Introduction
Hong Kong-based Sapphire has been in the industry for a while, manufacturing primarily video cards and motherboard chipsets. It's the largest supplier of ATI-based cards in the world, and was the first to release a card with an HDMI connector. ThinkComputers got its hands on Sapphire's Radeon HD 3650 OC Edition, a faster, more spacious version of the mid-range card from the red team.

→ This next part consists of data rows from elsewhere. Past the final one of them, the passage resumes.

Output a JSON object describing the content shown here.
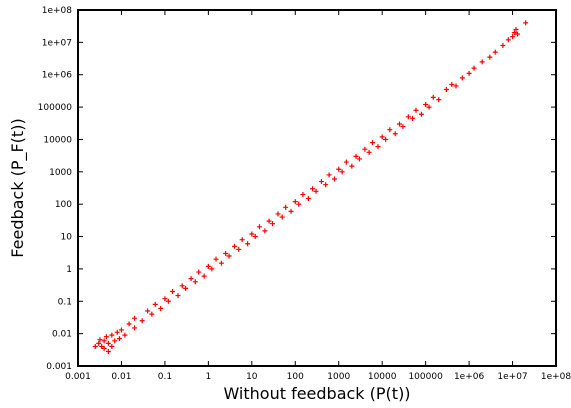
{
  "chart_data": {
    "type": "scatter",
    "xlabel": "Without feedback (P(t))",
    "ylabel": "Feedback  (P_F(t))",
    "xscale": "log",
    "yscale": "log",
    "xlim": [
      0.001,
      100000000
    ],
    "ylim": [
      0.001,
      100000000
    ],
    "x_ticks": [
      0.001,
      0.01,
      0.1,
      1,
      10,
      100,
      1000,
      10000,
      100000,
      1000000,
      10000000,
      100000000
    ],
    "x_tick_labels": [
      "0.001",
      "0.01",
      "0.1",
      "1",
      "10",
      "100",
      "1000",
      "10000",
      "100000",
      "1e+06",
      "1e+07",
      "1e+08"
    ],
    "y_ticks": [
      0.001,
      0.01,
      0.1,
      1,
      10,
      100,
      1000,
      10000,
      100000,
      1000000,
      10000000,
      100000000
    ],
    "y_tick_labels": [
      "0.001",
      "0.01",
      "0.1",
      "1",
      "10",
      "100",
      "1000",
      "10000",
      "100000",
      "1e+06",
      "1e+07",
      "1e+08"
    ],
    "marker": "+",
    "marker_color": "#ff0000",
    "grid": false,
    "points": [
      [
        0.0025,
        0.004
      ],
      [
        0.003,
        0.005
      ],
      [
        0.0032,
        0.0065
      ],
      [
        0.0035,
        0.004
      ],
      [
        0.004,
        0.006
      ],
      [
        0.004,
        0.0035
      ],
      [
        0.0045,
        0.008
      ],
      [
        0.005,
        0.005
      ],
      [
        0.005,
        0.0028
      ],
      [
        0.006,
        0.009
      ],
      [
        0.006,
        0.004
      ],
      [
        0.007,
        0.006
      ],
      [
        0.008,
        0.011
      ],
      [
        0.009,
        0.007
      ],
      [
        0.01,
        0.013
      ],
      [
        0.012,
        0.009
      ],
      [
        0.015,
        0.02
      ],
      [
        0.02,
        0.015
      ],
      [
        0.02,
        0.03
      ],
      [
        0.03,
        0.025
      ],
      [
        0.04,
        0.05
      ],
      [
        0.05,
        0.04
      ],
      [
        0.06,
        0.08
      ],
      [
        0.08,
        0.06
      ],
      [
        0.1,
        0.12
      ],
      [
        0.12,
        0.1
      ],
      [
        0.15,
        0.2
      ],
      [
        0.2,
        0.15
      ],
      [
        0.25,
        0.3
      ],
      [
        0.3,
        0.25
      ],
      [
        0.4,
        0.5
      ],
      [
        0.5,
        0.4
      ],
      [
        0.6,
        0.8
      ],
      [
        0.8,
        0.6
      ],
      [
        1,
        1.2
      ],
      [
        1.2,
        1
      ],
      [
        1.5,
        2
      ],
      [
        2,
        1.5
      ],
      [
        2.5,
        3
      ],
      [
        3,
        2.5
      ],
      [
        4,
        5
      ],
      [
        5,
        4
      ],
      [
        6,
        8
      ],
      [
        8,
        6
      ],
      [
        10,
        12
      ],
      [
        12,
        10
      ],
      [
        15,
        20
      ],
      [
        20,
        15
      ],
      [
        25,
        30
      ],
      [
        30,
        25
      ],
      [
        40,
        50
      ],
      [
        50,
        40
      ],
      [
        60,
        80
      ],
      [
        80,
        60
      ],
      [
        100,
        120
      ],
      [
        120,
        100
      ],
      [
        150,
        200
      ],
      [
        200,
        150
      ],
      [
        250,
        300
      ],
      [
        300,
        250
      ],
      [
        400,
        500
      ],
      [
        500,
        400
      ],
      [
        600,
        800
      ],
      [
        800,
        600
      ],
      [
        1000,
        1200
      ],
      [
        1200,
        1000
      ],
      [
        1500,
        2000
      ],
      [
        2000,
        1500
      ],
      [
        2500,
        3000
      ],
      [
        3000,
        2500
      ],
      [
        4000,
        5000
      ],
      [
        5000,
        4000
      ],
      [
        6000,
        8000
      ],
      [
        8000,
        6000
      ],
      [
        10000,
        12000
      ],
      [
        12000,
        10000
      ],
      [
        15000,
        20000
      ],
      [
        20000,
        15000
      ],
      [
        25000,
        30000
      ],
      [
        30000,
        25000
      ],
      [
        40000,
        50000
      ],
      [
        50000,
        45000
      ],
      [
        60000,
        80000
      ],
      [
        80000,
        60000
      ],
      [
        100000,
        120000
      ],
      [
        120000,
        100000
      ],
      [
        150000,
        200000
      ],
      [
        200000,
        170000
      ],
      [
        300000,
        350000
      ],
      [
        400000,
        500000
      ],
      [
        500000,
        450000
      ],
      [
        700000,
        800000
      ],
      [
        1000000,
        1100000
      ],
      [
        1300000,
        1600000
      ],
      [
        2000000,
        2500000
      ],
      [
        3000000,
        3500000
      ],
      [
        4000000,
        5000000
      ],
      [
        6000000,
        8000000
      ],
      [
        8000000,
        12000000
      ],
      [
        10000000,
        15000000
      ],
      [
        11000000,
        20000000
      ],
      [
        12000000,
        25000000
      ],
      [
        13000000,
        18000000
      ],
      [
        20000000,
        40000000
      ]
    ]
  }
}
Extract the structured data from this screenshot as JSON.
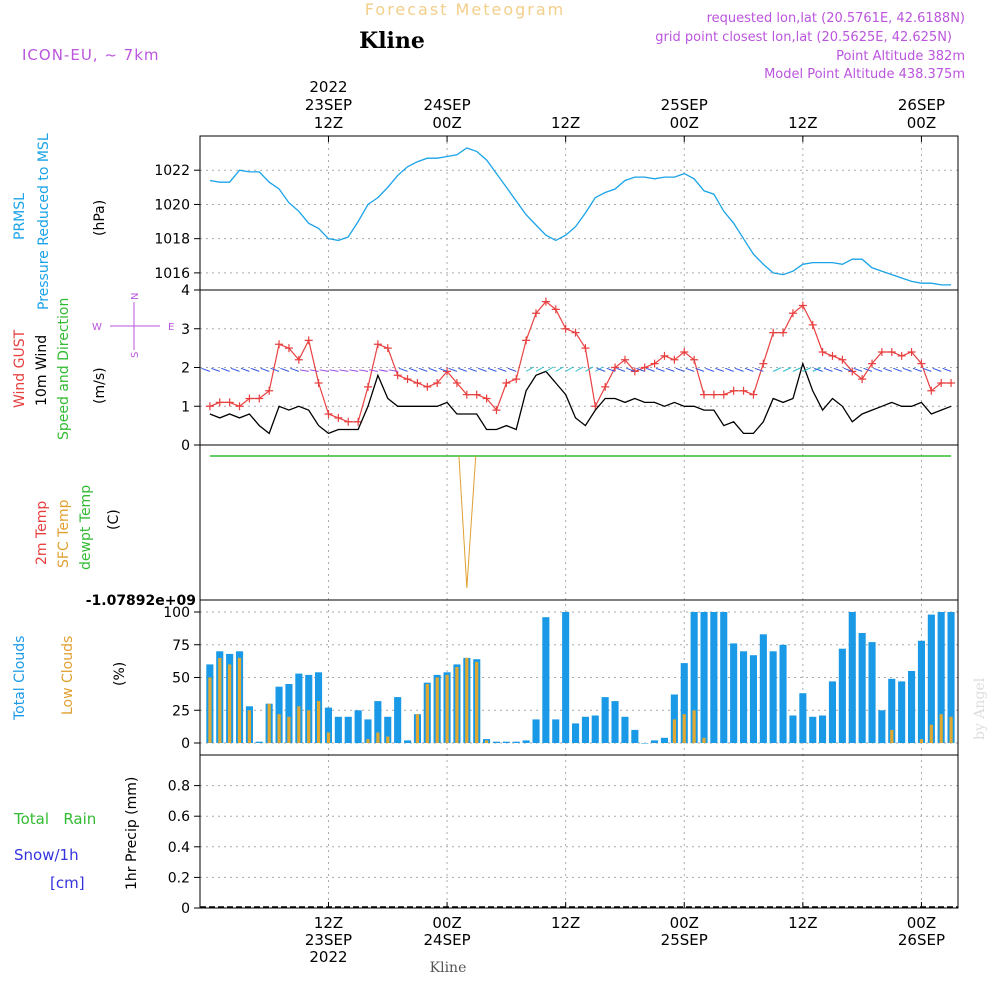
{
  "header": {
    "title": "Forecast Meteogram",
    "location": "Kline",
    "model": "ICON-EU, ~ 7km",
    "info_lines": [
      "requested lon,lat (20.5761E, 42.6188N)",
      "grid point closest lon,lat (20.5625E, 42.625N)",
      "Point Altitude 382m",
      "Model Point Altitude 438.375m"
    ],
    "footer_label": "Kline",
    "watermark": "by Angel"
  },
  "time_axis": {
    "top_labels": [
      {
        "t": 12,
        "lines": [
          "2022",
          "23SEP",
          "12Z"
        ]
      },
      {
        "t": 24,
        "lines": [
          "24SEP",
          "00Z"
        ]
      },
      {
        "t": 36,
        "lines": [
          "12Z"
        ]
      },
      {
        "t": 48,
        "lines": [
          "25SEP",
          "00Z"
        ]
      },
      {
        "t": 60,
        "lines": [
          "12Z"
        ]
      },
      {
        "t": 72,
        "lines": [
          "26SEP",
          "00Z"
        ]
      }
    ],
    "bottom_labels": [
      {
        "t": 12,
        "lines": [
          "12Z",
          "23SEP",
          "2022"
        ]
      },
      {
        "t": 24,
        "lines": [
          "00Z",
          "24SEP"
        ]
      },
      {
        "t": 36,
        "lines": [
          "12Z"
        ]
      },
      {
        "t": 48,
        "lines": [
          "00Z",
          "25SEP"
        ]
      },
      {
        "t": 60,
        "lines": [
          "12Z"
        ]
      },
      {
        "t": 72,
        "lines": [
          "00Z",
          "26SEP"
        ]
      }
    ]
  },
  "panels": {
    "pressure": {
      "label_1": "PRMSL",
      "label_2": "Pressure Reduced to MSL",
      "unit": "(hPa)"
    },
    "wind": {
      "gust_label": "Wind GUST",
      "wind_label": "10m Wind",
      "dir_label": "Speed and Direction",
      "unit": "(m/s)",
      "compass_w": "W",
      "compass_e": "E",
      "compass_n": "N",
      "compass_s": "S"
    },
    "temp": {
      "label_1": "2m Temp",
      "label_2": "SFC Temp",
      "label_3": "dewpt Temp",
      "unit": "(C)",
      "ymin_label": "-1.07892e+09"
    },
    "clouds": {
      "label_1": "Total Clouds",
      "label_2": "Low Clouds",
      "unit": "(%)"
    },
    "precip": {
      "label_rain": "Total   Rain",
      "label_snow": "Snow/1h",
      "label_snow_unit": "[cm]",
      "unit": "1hr Precip (mm)"
    }
  },
  "colors": {
    "pressure": "#1aa3e8",
    "gust": "#e84040",
    "wind": "#000000",
    "green": "#33bb33",
    "orange": "#e0a030",
    "clouds_total": "#1a9ae6",
    "clouds_low": "#e0a830",
    "purple": "#bb55dd",
    "snow": "#3333dd"
  },
  "chart_data": [
    {
      "type": "line",
      "name": "pressure",
      "x": [
        0,
        1,
        2,
        3,
        4,
        5,
        6,
        7,
        8,
        9,
        10,
        11,
        12,
        13,
        14,
        15,
        16,
        17,
        18,
        19,
        20,
        21,
        22,
        23,
        24,
        25,
        26,
        27,
        28,
        29,
        30,
        31,
        32,
        33,
        34,
        35,
        36,
        37,
        38,
        39,
        40,
        41,
        42,
        43,
        44,
        45,
        46,
        47,
        48,
        49,
        50,
        51,
        52,
        53,
        54,
        55,
        56,
        57,
        58,
        59,
        60,
        61,
        62,
        63,
        64,
        65,
        66,
        67,
        68,
        69,
        70,
        71,
        72,
        73,
        74,
        75
      ],
      "values": [
        1021.4,
        1021.3,
        1021.3,
        1022.0,
        1021.9,
        1021.9,
        1021.3,
        1020.9,
        1020.1,
        1019.6,
        1018.9,
        1018.6,
        1018.0,
        1017.9,
        1018.1,
        1019.0,
        1020.0,
        1020.4,
        1021.0,
        1021.7,
        1022.2,
        1022.5,
        1022.7,
        1022.7,
        1022.8,
        1022.9,
        1023.3,
        1023.1,
        1022.6,
        1021.8,
        1021.0,
        1020.2,
        1019.4,
        1018.8,
        1018.2,
        1017.9,
        1018.2,
        1018.7,
        1019.5,
        1020.4,
        1020.7,
        1020.9,
        1021.4,
        1021.6,
        1021.6,
        1021.5,
        1021.6,
        1021.6,
        1021.8,
        1021.5,
        1020.8,
        1020.6,
        1019.6,
        1018.9,
        1018.0,
        1017.1,
        1016.5,
        1016.0,
        1015.9,
        1016.1,
        1016.5,
        1016.6,
        1016.6,
        1016.6,
        1016.5,
        1016.8,
        1016.8,
        1016.3,
        1016.1,
        1015.9,
        1015.7,
        1015.5,
        1015.4,
        1015.4,
        1015.3,
        1015.3
      ],
      "xlim": [
        -1,
        75.7
      ],
      "ylim": [
        1015.0,
        1024.0
      ],
      "yticks": [
        1016,
        1018,
        1020,
        1022
      ]
    },
    {
      "type": "line",
      "name": "wind",
      "x": [
        0,
        1,
        2,
        3,
        4,
        5,
        6,
        7,
        8,
        9,
        10,
        11,
        12,
        13,
        14,
        15,
        16,
        17,
        18,
        19,
        20,
        21,
        22,
        23,
        24,
        25,
        26,
        27,
        28,
        29,
        30,
        31,
        32,
        33,
        34,
        35,
        36,
        37,
        38,
        39,
        40,
        41,
        42,
        43,
        44,
        45,
        46,
        47,
        48,
        49,
        50,
        51,
        52,
        53,
        54,
        55,
        56,
        57,
        58,
        59,
        60,
        61,
        62,
        63,
        64,
        65,
        66,
        67,
        68,
        69,
        70,
        71,
        72,
        73,
        74,
        75
      ],
      "gust": [
        1.0,
        1.1,
        1.1,
        1.0,
        1.2,
        1.2,
        1.4,
        2.6,
        2.5,
        2.2,
        2.7,
        1.6,
        0.8,
        0.7,
        0.6,
        0.6,
        1.5,
        2.6,
        2.5,
        1.8,
        1.7,
        1.6,
        1.5,
        1.6,
        1.9,
        1.6,
        1.3,
        1.3,
        1.2,
        0.9,
        1.6,
        1.7,
        2.7,
        3.4,
        3.7,
        3.5,
        3.0,
        2.9,
        2.5,
        1.0,
        1.5,
        2.0,
        2.2,
        1.9,
        2.0,
        2.1,
        2.3,
        2.2,
        2.4,
        2.2,
        1.3,
        1.3,
        1.3,
        1.4,
        1.4,
        1.3,
        2.1,
        2.9,
        2.9,
        3.4,
        3.6,
        3.1,
        2.4,
        2.3,
        2.2,
        1.9,
        1.7,
        2.1,
        2.4,
        2.4,
        2.3,
        2.4,
        2.1,
        1.4,
        1.6,
        1.6
      ],
      "speed": [
        0.8,
        0.7,
        0.8,
        0.7,
        0.8,
        0.5,
        0.3,
        1.0,
        0.9,
        1.0,
        0.9,
        0.5,
        0.3,
        0.4,
        0.4,
        0.4,
        1.0,
        1.8,
        1.2,
        1.0,
        1.0,
        1.0,
        1.0,
        1.0,
        1.1,
        0.8,
        0.8,
        0.8,
        0.4,
        0.4,
        0.5,
        0.4,
        1.4,
        1.8,
        1.9,
        1.6,
        1.3,
        0.7,
        0.5,
        0.9,
        1.2,
        1.2,
        1.1,
        1.2,
        1.1,
        1.1,
        1.0,
        1.1,
        1.0,
        1.0,
        0.9,
        0.9,
        0.5,
        0.6,
        0.3,
        0.3,
        0.6,
        1.2,
        1.1,
        1.2,
        2.1,
        1.4,
        0.9,
        1.2,
        1.0,
        0.6,
        0.8,
        0.9,
        1.0,
        1.1,
        1.0,
        1.0,
        1.1,
        0.8,
        0.9,
        1.0
      ],
      "xlim": [
        -1,
        75.7
      ],
      "ylim": [
        0,
        4
      ],
      "yticks": [
        0,
        1,
        2,
        3,
        4
      ]
    },
    {
      "type": "line",
      "name": "temperature",
      "ymin_label": "-1.07892e+09",
      "note": "all series flat except a single SFC Temp dip near t=26"
    },
    {
      "type": "bar",
      "name": "clouds",
      "x": [
        0,
        1,
        2,
        3,
        4,
        5,
        6,
        7,
        8,
        9,
        10,
        11,
        12,
        13,
        14,
        15,
        16,
        17,
        18,
        19,
        20,
        21,
        22,
        23,
        24,
        25,
        26,
        27,
        28,
        29,
        30,
        31,
        32,
        33,
        34,
        35,
        36,
        37,
        38,
        39,
        40,
        41,
        42,
        43,
        44,
        45,
        46,
        47,
        48,
        49,
        50,
        51,
        52,
        53,
        54,
        55,
        56,
        57,
        58,
        59,
        60,
        61,
        62,
        63,
        64,
        65,
        66,
        67,
        68,
        69,
        70,
        71,
        72,
        73,
        74,
        75
      ],
      "total": [
        60,
        70,
        68,
        70,
        28,
        1,
        30,
        43,
        45,
        53,
        52,
        54,
        27,
        20,
        20,
        25,
        18,
        32,
        20,
        35,
        2,
        22,
        46,
        52,
        54,
        60,
        65,
        64,
        3,
        1,
        1,
        1,
        2,
        18,
        96,
        18,
        100,
        15,
        20,
        21,
        35,
        32,
        20,
        10,
        0,
        2,
        4,
        37,
        61,
        100,
        100,
        100,
        100,
        76,
        70,
        67,
        83,
        70,
        75,
        21,
        38,
        20,
        21,
        47,
        72,
        100,
        84,
        77,
        25,
        49,
        47,
        55,
        78,
        98,
        100,
        100
      ],
      "low": [
        50,
        65,
        60,
        65,
        25,
        0,
        30,
        22,
        20,
        28,
        25,
        32,
        8,
        0,
        0,
        0,
        3,
        8,
        5,
        0,
        0,
        22,
        45,
        50,
        52,
        58,
        65,
        62,
        2,
        0,
        0,
        0,
        0,
        0,
        0,
        0,
        0,
        0,
        0,
        0,
        0,
        0,
        0,
        0,
        0,
        0,
        0,
        18,
        22,
        25,
        4,
        0,
        0,
        0,
        0,
        0,
        0,
        0,
        0,
        0,
        0,
        0,
        0,
        0,
        0,
        0,
        0,
        0,
        0,
        10,
        0,
        0,
        3,
        14,
        22,
        20
      ],
      "xlim": [
        -1,
        75.7
      ],
      "ylim": [
        0,
        100
      ],
      "yticks": [
        0,
        25,
        50,
        75,
        100
      ]
    },
    {
      "type": "bar",
      "name": "precip",
      "values": [],
      "xlim": [
        -1,
        75.7
      ],
      "ylim": [
        0,
        1.0
      ],
      "yticks": [
        0,
        0.2,
        0.4,
        0.6,
        0.8
      ]
    }
  ]
}
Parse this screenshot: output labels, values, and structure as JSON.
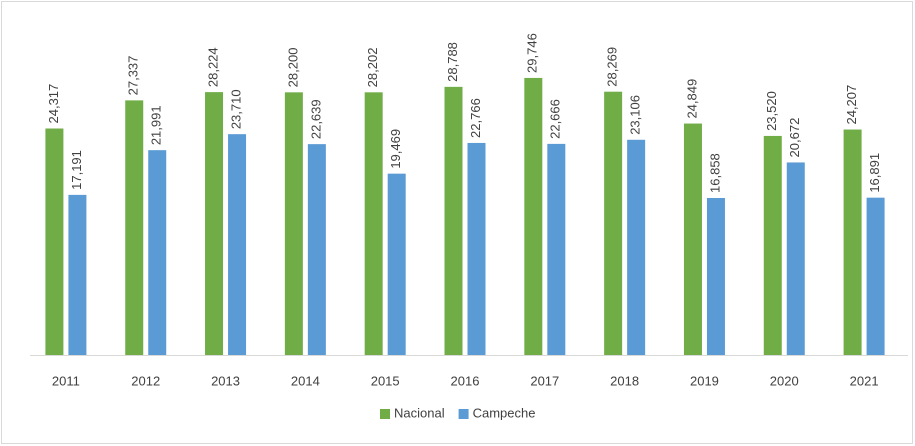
{
  "chart_data": {
    "type": "bar",
    "categories": [
      "2011",
      "2012",
      "2013",
      "2014",
      "2015",
      "2016",
      "2017",
      "2018",
      "2019",
      "2020",
      "2021"
    ],
    "series": [
      {
        "name": "Nacional",
        "color": "#70ad47",
        "values": [
          24317,
          27337,
          28224,
          28200,
          28202,
          28788,
          29746,
          28269,
          24849,
          23520,
          24207
        ],
        "value_labels": [
          "24,317",
          "27,337",
          "28,224",
          "28,200",
          "28,202",
          "28,788",
          "29,746",
          "28,269",
          "24,849",
          "23,520",
          "24,207"
        ]
      },
      {
        "name": "Campeche",
        "color": "#5b9bd5",
        "values": [
          17191,
          21991,
          23710,
          22639,
          19469,
          22766,
          22666,
          23106,
          16858,
          20672,
          16891
        ],
        "value_labels": [
          "17,191",
          "21,991",
          "23,710",
          "22,639",
          "19,469",
          "22,766",
          "22,666",
          "23,106",
          "16,858",
          "20,672",
          "16,891"
        ]
      }
    ],
    "ylim": [
      0,
      35000
    ],
    "legend": "bottom"
  }
}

We subject this card to a battery of tests to see how it measures up to one of the best the green team-nVidia-has to offer.
Features & Specifications
- 120 stream processing units
- PCI Expressr 2.0 x16 bus support
- 128-bit DDR2/GDDR3/GDDR4 memory interface
- High-speed 128-bit HDR (High Dynamic Range) rendering
- DirectXr 10.1 / Shader Model 4.1 support
- 55nm process technology
- Up to 24x Custom Filter Anti-Aliasing
- ATI PowerPlayT energy conserving technology
- Unified Video Decoder (UVD) for Blu-rayT and HD DVD at full HD 1080p
- ATI CrossFireXT multi-GPU support
Packaging
The Sapphire Radeon HD3650 OC Edition box is a standard ATI-based card box: lots of red and black, with a pretty girl holding a gun on the front. It mentions support for PCI-E 2.0, DX10, Shader Model 4, HD video decoding, and, wait...what's this 5.1 Surround audio support? Just wait, baffled reader, just wait.
Inside the box is the well-packed card and the various peripherals which accompany it: a DVI-to-VGA adapter, a DVI-to-HDMI adapter, a component and composite video out adapter, a CrossFire connector, a manual, and driver/software media.